Hackers based in Iran have been using malware to spy on individuals, including potentially dissidents and activists in the country, according to new research from Symantec.
The attacks aren't particularly sophisticated, but the hackers have had access to their targets' computers for more than a year, Symantec said, which means they may have gained access to "an enormous amount of sensitive information."
Two groups of hackers, named Cadelle and Chafer, distributed malware that steals information from PCs and servers, including from airlines and telcos in the region, Symantec said.
The groups have been operating since at least mid-2014, but Symantec said registration details for command-and-control servers indicate they may have been running since 2011.
Cadelle uses a piece of malware called backdoor.cadellespy, and Chafer uses one that Symantec calls backdoor.remexi.
It's unclear how Cadelle distributes the malware, but there's evidence that Chafer uses SQL injection attacks to compromise web servers. Such an attack can allow a hacker to enter commands in a Web-based form and get the back-end database to respond.
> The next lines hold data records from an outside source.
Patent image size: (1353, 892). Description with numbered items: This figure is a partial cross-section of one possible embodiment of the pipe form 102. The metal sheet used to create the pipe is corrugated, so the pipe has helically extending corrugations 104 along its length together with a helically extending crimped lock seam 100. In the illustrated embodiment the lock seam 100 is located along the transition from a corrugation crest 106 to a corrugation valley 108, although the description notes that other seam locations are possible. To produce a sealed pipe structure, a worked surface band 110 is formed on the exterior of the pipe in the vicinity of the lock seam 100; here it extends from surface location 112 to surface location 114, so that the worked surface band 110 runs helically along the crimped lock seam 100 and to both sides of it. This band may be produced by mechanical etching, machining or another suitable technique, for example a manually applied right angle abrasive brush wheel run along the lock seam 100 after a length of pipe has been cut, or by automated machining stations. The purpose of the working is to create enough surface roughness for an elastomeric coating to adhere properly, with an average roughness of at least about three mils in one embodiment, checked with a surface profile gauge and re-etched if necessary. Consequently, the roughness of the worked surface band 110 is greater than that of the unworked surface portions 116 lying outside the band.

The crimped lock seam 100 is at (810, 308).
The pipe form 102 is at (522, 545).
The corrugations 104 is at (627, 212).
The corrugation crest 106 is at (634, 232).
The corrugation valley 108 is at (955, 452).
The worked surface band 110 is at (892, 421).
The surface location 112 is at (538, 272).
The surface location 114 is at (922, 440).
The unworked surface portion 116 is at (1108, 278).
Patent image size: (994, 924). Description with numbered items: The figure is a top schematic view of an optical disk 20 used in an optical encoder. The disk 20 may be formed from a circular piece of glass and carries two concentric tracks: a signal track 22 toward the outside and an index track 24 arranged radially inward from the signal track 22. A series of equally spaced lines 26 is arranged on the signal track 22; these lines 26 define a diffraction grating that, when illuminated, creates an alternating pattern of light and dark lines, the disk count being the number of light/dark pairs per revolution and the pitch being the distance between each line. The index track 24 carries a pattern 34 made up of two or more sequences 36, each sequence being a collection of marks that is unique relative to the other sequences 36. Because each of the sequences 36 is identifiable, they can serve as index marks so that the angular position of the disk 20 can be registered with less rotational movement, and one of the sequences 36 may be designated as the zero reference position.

Each group is thought to be comprised of five to 10 people, according to Symantec. Although they don't share the same attack infrastructure, both are interested in the same targets in Iran and have roughly the same working hours.
An analysis of Cadelspy's file strings revealed that some dates use the Solar Hijri calendar format, common in Iran and Afghanistan.
Some computers were infected with both Cadelyspy and Remexi, with the infections occurring within minutes of one another.
"One computer that was infected with both Cadelspy and Remexi was a system that ran a SIM card editing application," Symantec wrote. "Other compromised computers included those belonging to web developers or are file and database servers."
Another target appears to be people using anonymous proxies -- services that help mask the service a person is connecting to to evade blocks on certain websites.
"Reports have shown that many Iranians avail of these services to access sites that are blocked by the government's Internet censorship," Symantec wrote. "Dissidents, activists, and researchers in the region may use these proxies in an attempt to keep their online activities private."